Fans were not only a fashion accessory, but a means of flirtatious communication. Wherever young men and women intermingled, the click of a fan sent a message.

The Young Ladies Journal of 1872 reported on the significance of each charming gesture:

  • Fan fast - I am independent
  • Fan slow - I am engaged
  • Fan with right hand in front of face - come on
  • Fan with left hand in front of face - leave me
  • Fan open and shut - kiss me
  • Fan open wide - love
  • Fan half open - friendship
  • Fan shut - hate
  • Fan swinging - can I see you home?
  • Twirling in right hand - I am watching you
  • Drawn slowly across the cheek - I love you
  • Resting fan on right cheek - yes
  • Placing the fan behind your head - don't forget me
  • Touching the fan against your left ear - go away!
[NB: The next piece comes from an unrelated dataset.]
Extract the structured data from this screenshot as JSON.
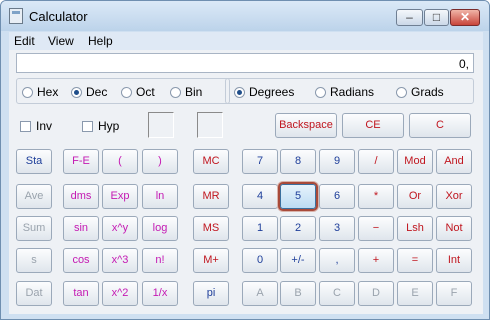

"The fan's novel feature was its ability to open and close 'at a touch', thereby providing that essential element of fashion - surprise," says Anna Gray Bennett in her book "Unfolding Beauty: The Art of the Fan". Women of high society owned many fans, simple ones for church and richly ornate evening designs embellished with jewels, gilt, and lace.

The leaves of most fans were made of a fine paper, vellum, or silk and were painted with opaque watercolor scenes. The support of the leaves were usually made of ivory, tortoiseshell or mother of pearl. In any case, antique fans are extremely delicate and light sensitive.
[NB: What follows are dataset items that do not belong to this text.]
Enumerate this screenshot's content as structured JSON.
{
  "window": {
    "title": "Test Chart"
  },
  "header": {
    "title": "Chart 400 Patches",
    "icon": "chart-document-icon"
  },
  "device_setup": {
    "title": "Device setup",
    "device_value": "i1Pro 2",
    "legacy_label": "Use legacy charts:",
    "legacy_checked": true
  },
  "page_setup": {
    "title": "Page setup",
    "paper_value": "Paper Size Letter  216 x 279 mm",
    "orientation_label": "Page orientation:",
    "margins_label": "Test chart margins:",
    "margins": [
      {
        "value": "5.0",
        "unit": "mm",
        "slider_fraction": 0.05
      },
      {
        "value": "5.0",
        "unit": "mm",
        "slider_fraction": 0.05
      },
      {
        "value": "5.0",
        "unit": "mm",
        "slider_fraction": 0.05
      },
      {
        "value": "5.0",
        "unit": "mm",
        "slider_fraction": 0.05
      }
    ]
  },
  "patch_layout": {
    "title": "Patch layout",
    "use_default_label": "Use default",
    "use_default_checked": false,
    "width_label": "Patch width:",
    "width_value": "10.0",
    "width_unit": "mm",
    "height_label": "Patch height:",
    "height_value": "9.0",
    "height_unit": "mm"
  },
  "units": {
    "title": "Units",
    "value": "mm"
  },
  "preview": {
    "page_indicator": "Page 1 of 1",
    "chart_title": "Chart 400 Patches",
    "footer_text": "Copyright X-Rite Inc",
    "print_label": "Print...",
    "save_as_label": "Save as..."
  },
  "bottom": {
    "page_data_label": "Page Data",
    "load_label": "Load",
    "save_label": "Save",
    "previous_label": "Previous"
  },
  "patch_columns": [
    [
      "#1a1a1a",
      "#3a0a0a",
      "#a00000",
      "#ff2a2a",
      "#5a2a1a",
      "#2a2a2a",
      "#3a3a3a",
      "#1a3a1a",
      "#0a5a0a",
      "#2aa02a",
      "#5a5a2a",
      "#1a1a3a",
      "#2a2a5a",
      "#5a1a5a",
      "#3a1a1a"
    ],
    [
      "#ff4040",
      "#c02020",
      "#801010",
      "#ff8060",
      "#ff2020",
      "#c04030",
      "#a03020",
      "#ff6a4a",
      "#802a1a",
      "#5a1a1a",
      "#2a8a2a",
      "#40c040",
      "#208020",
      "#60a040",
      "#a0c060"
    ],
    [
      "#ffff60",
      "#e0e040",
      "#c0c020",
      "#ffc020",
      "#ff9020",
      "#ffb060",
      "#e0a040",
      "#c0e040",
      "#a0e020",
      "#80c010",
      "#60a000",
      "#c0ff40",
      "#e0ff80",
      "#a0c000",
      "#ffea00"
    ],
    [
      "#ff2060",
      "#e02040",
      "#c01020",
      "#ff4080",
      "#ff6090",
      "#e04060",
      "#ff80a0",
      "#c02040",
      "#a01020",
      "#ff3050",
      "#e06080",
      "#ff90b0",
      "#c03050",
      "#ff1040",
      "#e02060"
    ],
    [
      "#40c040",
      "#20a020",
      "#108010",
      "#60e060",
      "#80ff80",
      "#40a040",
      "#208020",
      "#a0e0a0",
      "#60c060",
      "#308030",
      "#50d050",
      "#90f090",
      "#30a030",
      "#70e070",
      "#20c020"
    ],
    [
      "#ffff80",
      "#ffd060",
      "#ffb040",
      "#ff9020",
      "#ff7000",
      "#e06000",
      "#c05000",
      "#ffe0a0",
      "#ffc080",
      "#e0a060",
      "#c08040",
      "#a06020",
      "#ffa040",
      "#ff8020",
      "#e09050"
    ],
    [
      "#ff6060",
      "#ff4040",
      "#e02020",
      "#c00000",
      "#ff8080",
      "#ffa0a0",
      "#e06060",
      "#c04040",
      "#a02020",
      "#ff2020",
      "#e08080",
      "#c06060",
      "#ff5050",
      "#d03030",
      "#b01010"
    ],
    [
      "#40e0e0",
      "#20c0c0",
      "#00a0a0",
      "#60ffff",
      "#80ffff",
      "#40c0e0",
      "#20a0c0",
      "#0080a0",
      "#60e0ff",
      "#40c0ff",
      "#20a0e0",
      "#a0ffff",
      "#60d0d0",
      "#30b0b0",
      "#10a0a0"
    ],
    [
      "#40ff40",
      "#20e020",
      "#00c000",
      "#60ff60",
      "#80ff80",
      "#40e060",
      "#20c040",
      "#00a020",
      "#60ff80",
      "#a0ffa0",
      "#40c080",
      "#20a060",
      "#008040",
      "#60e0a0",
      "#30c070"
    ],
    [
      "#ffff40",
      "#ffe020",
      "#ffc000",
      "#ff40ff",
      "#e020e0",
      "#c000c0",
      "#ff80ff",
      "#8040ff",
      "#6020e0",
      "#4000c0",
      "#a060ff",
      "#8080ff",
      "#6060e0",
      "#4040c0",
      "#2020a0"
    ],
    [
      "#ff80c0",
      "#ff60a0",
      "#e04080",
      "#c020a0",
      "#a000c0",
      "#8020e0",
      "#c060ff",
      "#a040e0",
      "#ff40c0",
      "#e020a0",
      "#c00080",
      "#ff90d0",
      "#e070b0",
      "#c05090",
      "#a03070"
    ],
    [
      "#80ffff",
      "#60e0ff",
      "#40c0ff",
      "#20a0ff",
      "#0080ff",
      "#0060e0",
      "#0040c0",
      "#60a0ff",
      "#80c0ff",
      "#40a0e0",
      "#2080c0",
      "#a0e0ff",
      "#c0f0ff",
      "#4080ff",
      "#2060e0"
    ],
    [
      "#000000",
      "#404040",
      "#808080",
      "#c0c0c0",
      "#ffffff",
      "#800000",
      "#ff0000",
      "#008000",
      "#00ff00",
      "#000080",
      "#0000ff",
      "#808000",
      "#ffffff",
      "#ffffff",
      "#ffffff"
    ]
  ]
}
At the opera, if a woman grew restless watching the performance, she could turn her fan and spy on other audience members through the peeping holes. And sometimes there were song lyrics or riddles written in tiny script. Admiring such details on a woman's fan was one of the ways a gentleman could sit close to a woman.

By the late 1890's, women no longer kept their tongues silent, fans carried no modest message, but bold statements were made with huge feathered fans by Lillian Russell and others as they swaggered across the stage.